Nokia CEO Stephen Elop (pictured) has been forced to vigorously deny fresh rumours that the struggling handset giant has struck a deal to sell its handset business to Microsoft, its smartphone OS partner. “There’s absolutely no discussion. The rumours are baseless. It is as clear as that,” Elop told the D9 conference near Los Angeles, reports The Guardian. The rumours appear once again linked to comments from Russian blogger Eldar Murtazin – a long-term Nokia watcher who has previously correctly predicted several big moves at the handset giant. Murtazin claimed last month that Microsoft had struck a deal to but Nokia’s handset business and raised the subject again following Nokia’s latest profits warning on Tuesday. Nokia’s share price slumped to a 13-year low this week but they rebounded slightly yesterday on the speculation Microsoft could buy the business for as little as US$19 billion (US$30 billion was the figure cited last month).
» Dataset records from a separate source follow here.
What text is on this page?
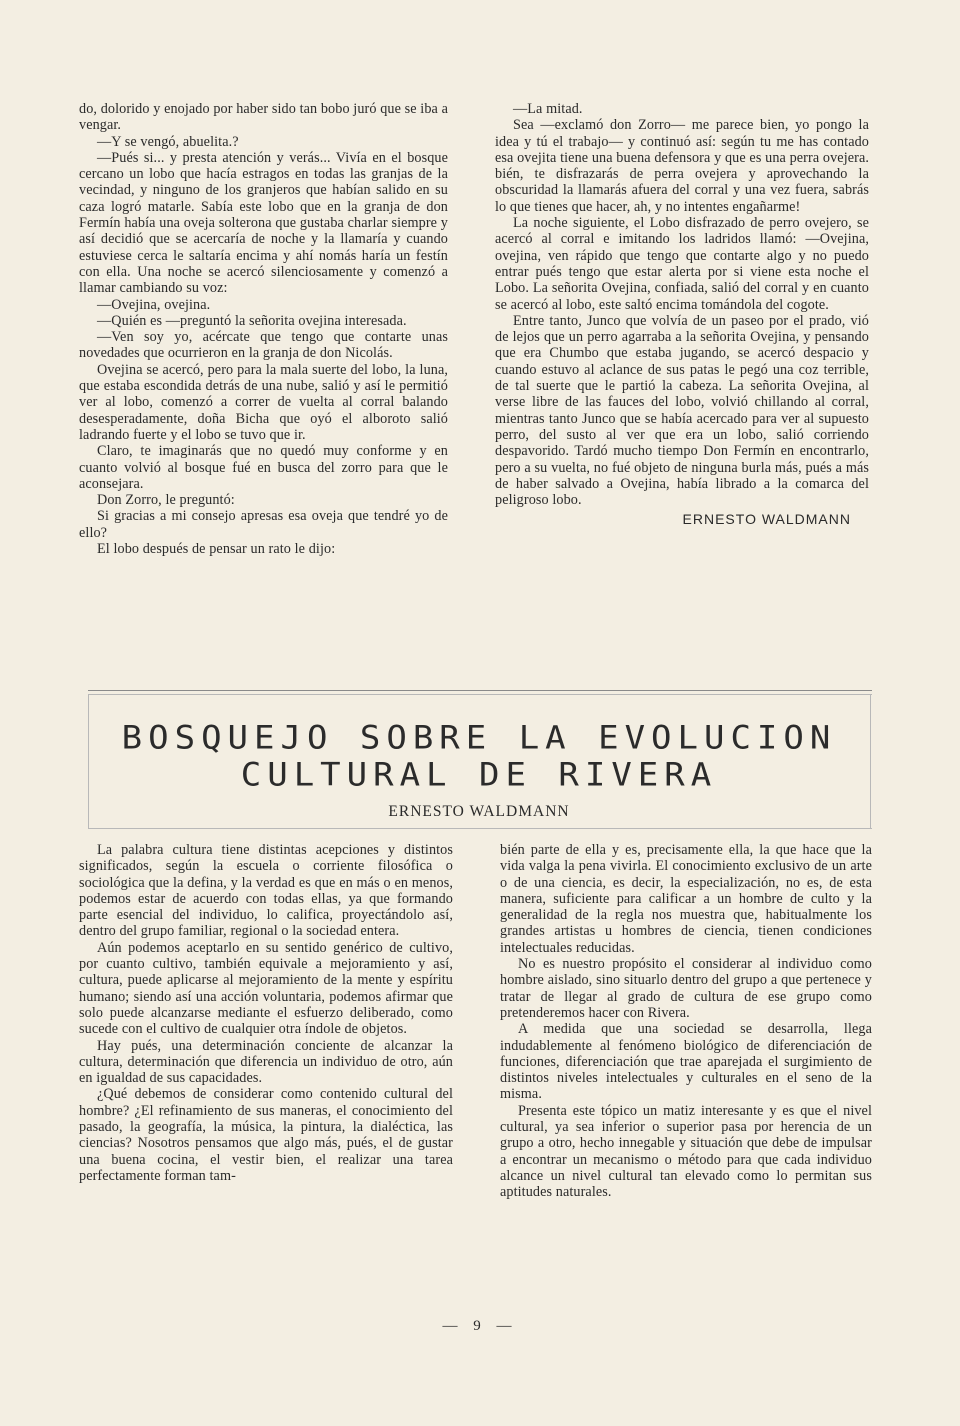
do, dolorido y enojado por haber sido tan bobo juró que se iba a vengar.

—Y se vengó, abuelita.?

—Pués si... y presta atención y verás... Vivía en el bosque cercano un lobo que hacía estragos en todas las granjas de la vecindad, y ninguno de los granjeros que habían salido en su caza logró matarle. Sabía este lobo que en la granja de don Fermín había una oveja solterona que gustaba charlar siempre y así decidió que se acercaría de noche y la llamaría y cuando estuviese cerca le saltaría encima y ahí nomás haría un festín con ella. Una noche se acercó silenciosamente y comenzó a llamar cambiando su voz:

—Ovejina, ovejina.

—Quién es —preguntó la señorita ovejina interesada.

—Ven soy yo, acércate que tengo que contarte unas novedades que ocurrieron en la granja de don Nicolás.

Ovejina se acercó, pero para la mala suerte del lobo, la luna, que estaba escondida detrás de una nube, salió y así le permitió ver al lobo, comenzó a correr de vuelta al corral balando desesperadamente, doña Bicha que oyó el alboroto salió ladrando fuerte y el lobo se tuvo que ir.

Claro, te imaginarás que no quedó muy conforme y en cuanto volvió al bosque fué en busca del zorro para que le aconsejara.

Don Zorro, le preguntó:

Si gracias a mi consejo apresas esa oveja que tendré yo de ello?

El lobo después de pensar un rato le dijo:

—La mitad.

Sea —exclamó don Zorro— me parece bien, yo pongo la idea y tú el trabajo— y continuó así: según tu me has contado esa ovejita tiene una buena defensora y que es una perra ovejera. bién, te disfrazarás de perra ovejera y aprovechando la obscuridad la llamarás afuera del corral y una vez fuera, sabrás lo que tienes que hacer, ah, y no intentes engañarme!

La noche siguiente, el Lobo disfrazado de perro ovejero, se acercó al corral e imitando los ladridos llamó: —Ovejina, ovejina, ven rápido que tengo que contarte algo y no puedo entrar pués tengo que estar alerta por si viene esta noche el Lobo. La señorita Ovejina, confiada, salió del corral y en cuanto se acercó al lobo, este saltó encima tomándola del cogote.

Entre tanto, Junco que volvía de un paseo por el prado, vió de lejos que un perro agarraba a la señorita Ovejina, y pensando que era Chumbo que estaba jugando, se acercó despacio y cuando estuvo al aclance de sus patas le pegó una coz terrible, de tal suerte que le partió la cabeza. La señorita Ovejina, al verse libre de las fauces del lobo, volvió chillando al corral, mientras tanto Junco que se había acercado para ver al supuesto perro, del susto al ver que era un lobo, salió corriendo despavorido. Tardó mucho tiempo Don Fermín en encontrarlo, pero a su vuelta, no fué objeto de ninguna burla más, pués a más de haber salvado a Ovejina, había librado a la comarca del peligroso lobo.

ERNESTO WALDMANN
BOSQUEJO SOBRE LA EVOLUCION
CULTURAL DE RIVERA
ERNESTO WALDMANN

La palabra cultura tiene distintas acepciones y distintos significados, según la escuela o corriente filosófica o sociológica que la defina, y la verdad es que en más o en menos, podemos estar de acuerdo con todas ellas, ya que formando parte esencial del individuo, lo califica, proyectándolo así, dentro del grupo familiar, regional o la sociedad entera.

Aún podemos aceptarlo en su sentido genérico de cultivo, por cuanto cultivo, también equivale a mejoramiento y así, cultura, puede aplicarse al mejoramiento de la mente y espíritu humano; siendo así una acción voluntaria, podemos afirmar que solo puede alcanzarse mediante el esfuerzo deliberado, como sucede con el cultivo de cualquier otra índole de objetos.

Hay pués, una determinación conciente de alcanzar la cultura, determinación que diferencia un individuo de otro, aún en igualdad de sus capacidades.

¿Qué debemos de considerar como contenido cultural del hombre? ¿El refinamiento de sus maneras, el conocimiento del pasado, la geografía, la música, la pintura, la dialéctica, las ciencias? Nosotros pensamos que algo más, pués, el de gustar una buena cocina, el vestir bien, el realizar una tarea perfectamente forman tam-

bién parte de ella y es, precisamente ella, la que hace que la vida valga la pena vivirla. El conocimiento exclusivo de un arte o de una ciencia, es decir, la especialización, no es, de esta manera, suficiente para calificar a un hombre de culto y la generalidad de la regla nos muestra que, habitualmente los grandes artistas u hombres de ciencia, tienen condiciones intelectuales reducidas.

No es nuestro propósito el considerar al individuo como hombre aislado, sino situarlo dentro del grupo a que pertenece y tratar de llegar al grado de cultura de ese grupo como pretenderemos hacer con Rivera.

A medida que una sociedad se desarrolla, llega indudablemente al fenómeno biológico de diferenciación de funciones, diferenciación que trae aparejada el surgimiento de distintos niveles intelectuales y culturales en el seno de la misma.

Presenta este tópico un matiz interesante y es que el nivel cultural, ya sea inferior o superior pasa por herencia de un grupo a otro, hecho innegable y situación que debe de impulsar a encontrar un mecanismo o método para que cada individuo alcance un nivel cultural tan elevado como lo permitan sus aptitudes naturales.

— 9 —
Nokia struck a deal with Microsoft in February to use the software giant’s Windows Phone OS, phasing out its Symbian platform in the process. “My principal focus and the focus of the team is to take care of the short term but make sure that the execution is flawless”, Elop said at the conference. As an ex-Microsoft employee, Elop was also forced to deny allegations that he had been planted at Nokia by Microsoft last September as a ‘trojan horse’ to prepare the company for a takeover. According to the Financial Times, Nokia was valued at EUR17.79 billion at the close of trading yesterday.